BENGHAZI, Libya (Reuters) – Warplanes struck overnight at an airbase that was recently recaptured by Libya’s internationally recognised government from eastern forces with help from Turkey, a military source with the eastern forces and a resident nearby said.
The strikes were carried out by “unknown aircraft”, the military source with the Libyan National Army (LNA) of eastern-based commander Khalifa Haftar said.
A resident at the nearby town of Zintan said explosions were heard from the direction of the base.
Watiya’s recapture in May by the Government of National Accord (GNA) in Tripoli marked the start of a sudden collapse of the LNA’s 14-month assault to seize the capital and its retreat along the coast to the new frontlines.
Turkish support was vital to the GNA in turning back the LNA offensive with advanced air defences and drone strikes that targeted Khalifa’s supply lines and troop build-ups.
A Turkish source said last month that Turkey was in talks with the GNA to establish two bases in Libya, one of them at Watiya, the most important airbase in western Libya.

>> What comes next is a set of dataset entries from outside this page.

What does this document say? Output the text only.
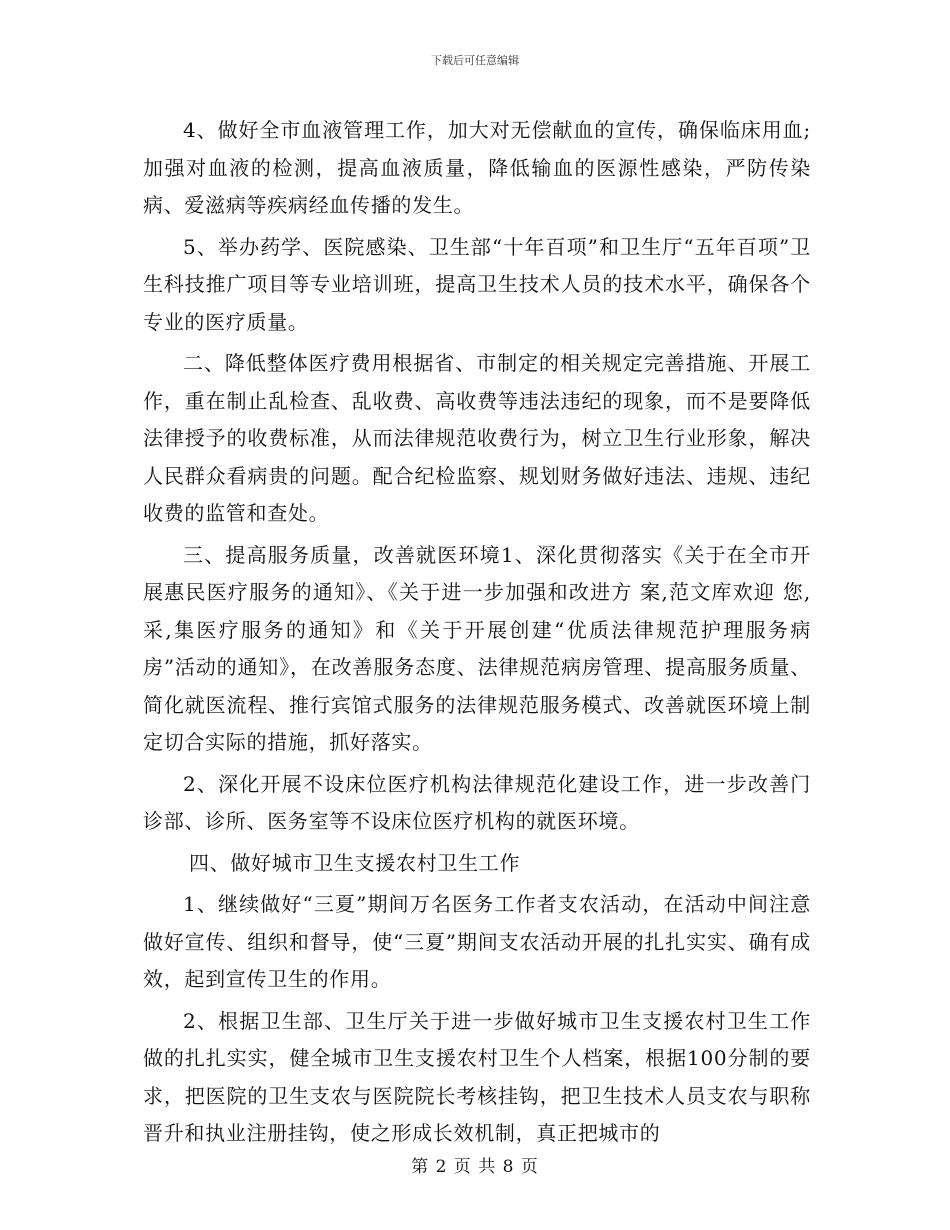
下载后可任意编辑

4、做好全市血液管理工作，加大对无偿献血的宣传，确保临床用血;加强对血液的检测，提高血液质量，降低输血的医源性感染，严防传染病、爱滋病等疾病经血传播的发生。

5、举办药学、医院感染、卫生部“十年百项”和卫生厅“五年百项”卫生科技推广项目等专业培训班，提高卫生技术人员的技术水平，确保各个专业的医疗质量。

二、降低整体医疗费用根据省、市制定的相关规定完善措施、开展工作，重在制止乱检查、乱收费、高收费等违法违纪的现象，而不是要降低法律授予的收费标准，从而法律规范收费行为，树立卫生行业形象，解决人民群众看病贵的问题。配合纪检监察、规划财务做好违法、违规、违纪收费的监管和查处。

三、提高服务质量，改善就医环境1、深化贯彻落实《关于在全市开展惠民医疗服务的通知》、《关于进一步加强和改进方 案,范文库欢迎 您,采,集医疗服务的通知》和《关于开展创建“优质法律规范护理服务病房”活动的通知》，在改善服务态度、法律规范病房管理、提高服务质量、简化就医流程、推行宾馆式服务的法律规范服务模式、改善就医环境上制定切合实际的措施，抓好落实。

2、深化开展不设床位医疗机构法律规范化建设工作，进一步改善门诊部、诊所、医务室等不设床位医疗机构的就医环境。

四、做好城市卫生支援农村卫生工作

1、继续做好“三夏”期间万名医务工作者支农活动，在活动中间注意做好宣传、组织和督导，使“三夏”期间支农活动开展的扎扎实实、确有成效，起到宣传卫生的作用。

2、根据卫生部、卫生厅关于进一步做好城市卫生支援农村卫生工作做的扎扎实实，健全城市卫生支援农村卫生个人档案，根据100分制的要求，把医院的卫生支农与医院院长考核挂钩，把卫生技术人员支农与职称晋升和执业注册挂钩，使之形成长效机制，真正把城市的

第 2 页 共 8 页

Turkey’s Defence Minister Hulusi Akar was in Tripoli for meetings with the GNA on Friday and Saturday and Akar swore to do all that was necessary to help it, a Turkish defence ministry statement said.

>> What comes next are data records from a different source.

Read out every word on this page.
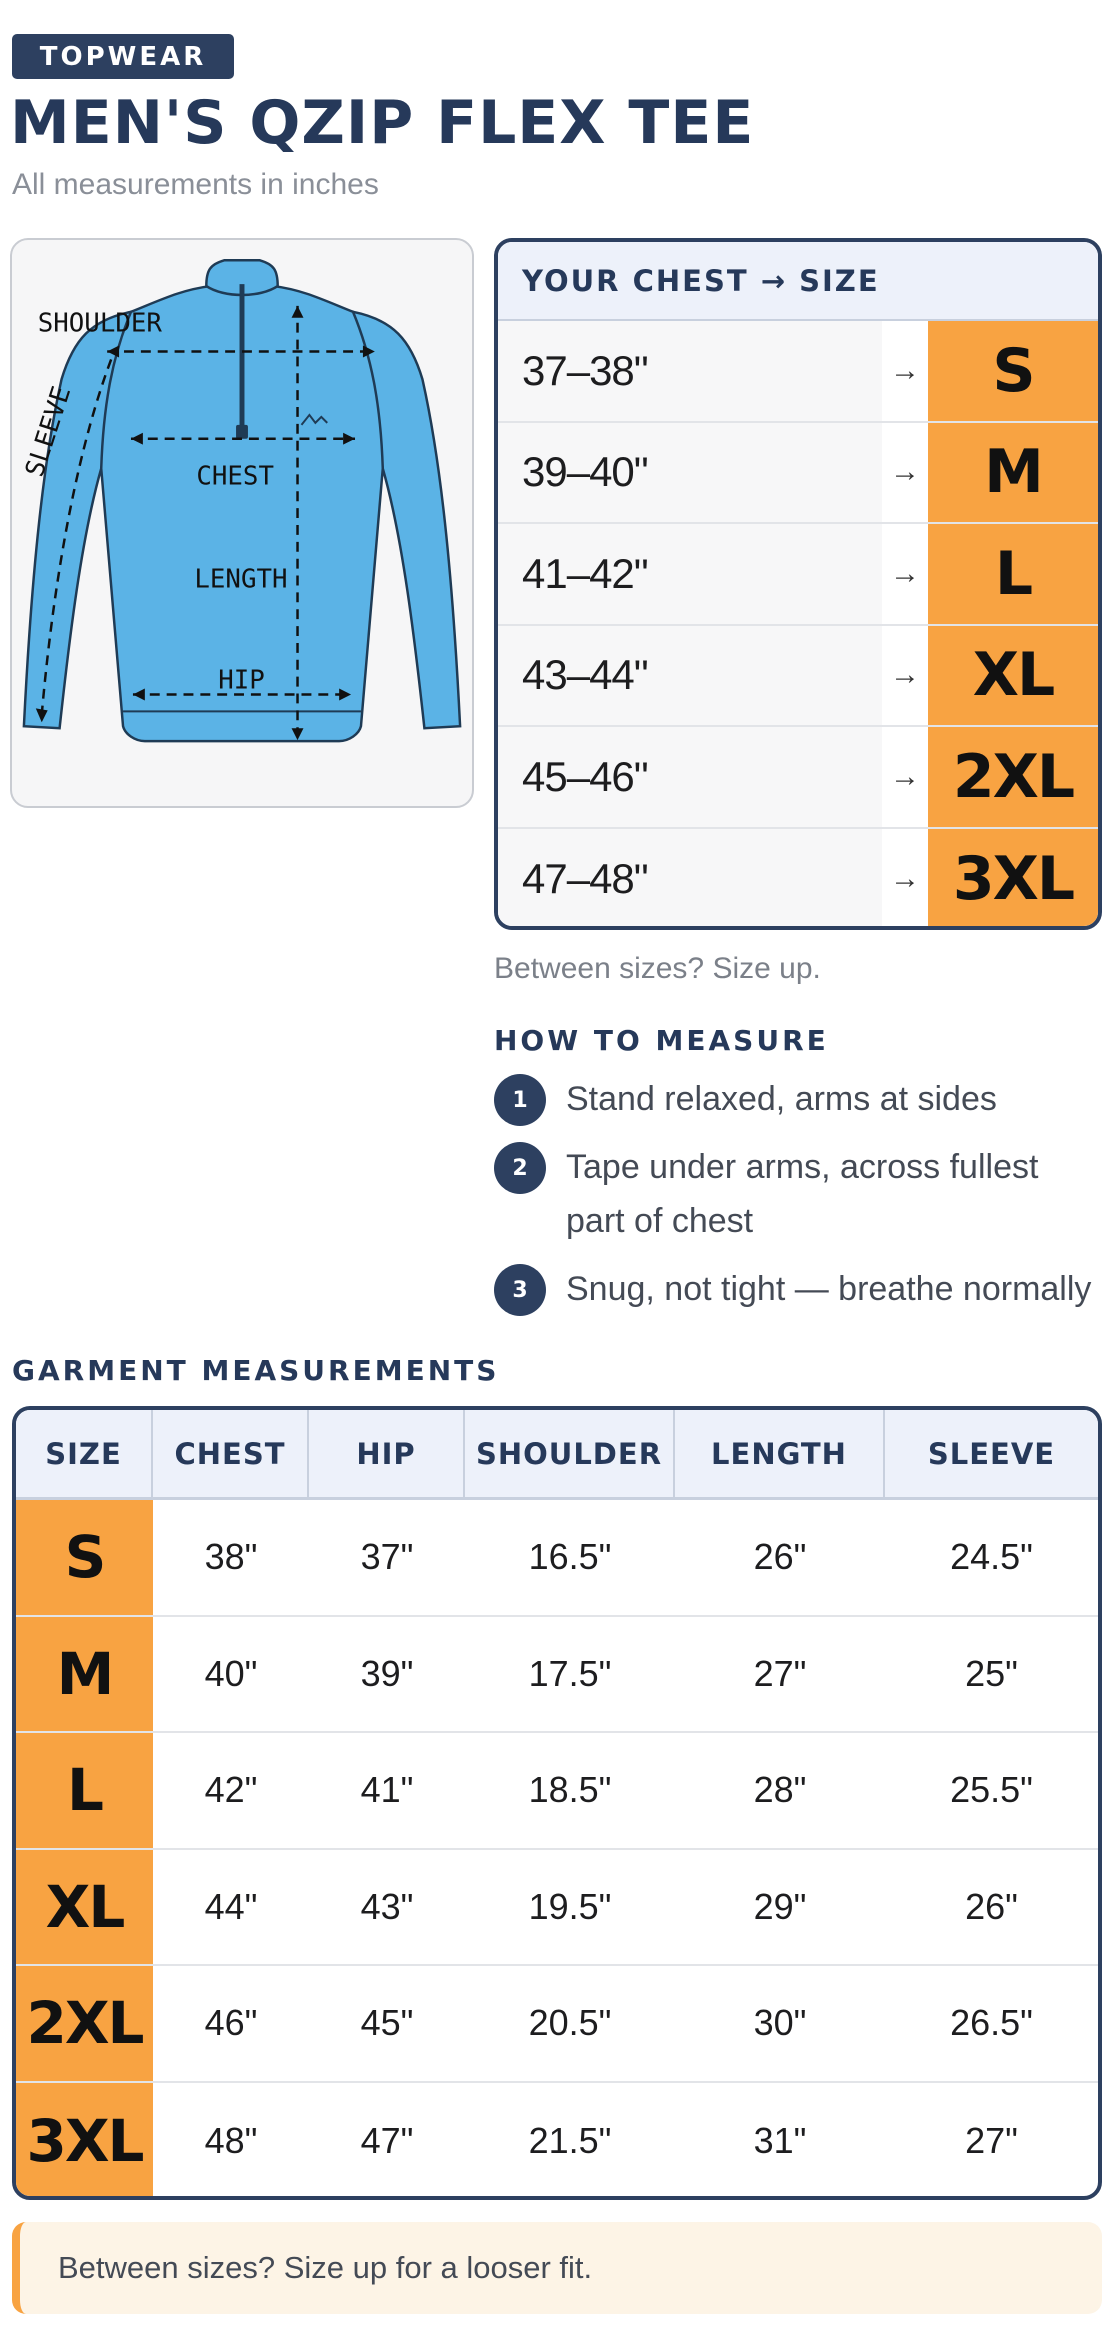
TOPWEAR
MEN'S QZIP FLEX TEE
All measurements in inches
SHOULDER
CHEST
LENGTH
HIP
SLEEVE
YOUR CHEST → SIZE
37–38"	→	S
39–40"	→	M
41–42"	→	L
43–44"	→ XL
45–46"	→ 2XL
47–48"	→ 3XL
Between sizes? Size up.
HOW TO MEASURE
1	Stand relaxed, arms at sides
2	Tape under arms, across fullest part of chest
3	Snug, not tight — breathe normally
GARMENT MEASUREMENTS
SIZE	CHEST	HIP	SHOULDER	LENGTH	SLEEVE
S	38"	37"	16.5"	26"	24.5"
M	40"	39"	17.5"	27"	25"
L	42"	41"	18.5"	28"	25.5"
XL	44"	43"	19.5"	29"	26"
2XL	46"	45"	20.5"	30"	26.5"
3XL	48"	47"	21.5"	31"	27"
Between sizes? Size up for a looser fit.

The LNA is backed by the United Arab Emirates, Russia and Egypt. During its advance towards Tripoli last year, the LNA was assisted by Egyptian and UAE airstrikes.
Last month, the United States said Russia had sent at least 14 MiG29 and Su-24 warplanes to an LNA base via Syria, where their Russian airforce markings were removed.
Turkish involvement in Libya has also angered France and Greece and French Defence Minister Jean-Yves Le Drian has warned of new sanctions on Ankara.
The GNA and LNA are now mobilising forces at the new frontlines between the cities of Misrata and Sirte. Egypt has warned that any Turkish-backed effort to take Sirte, which the LNA captured in January, could lead its army to directly intervene.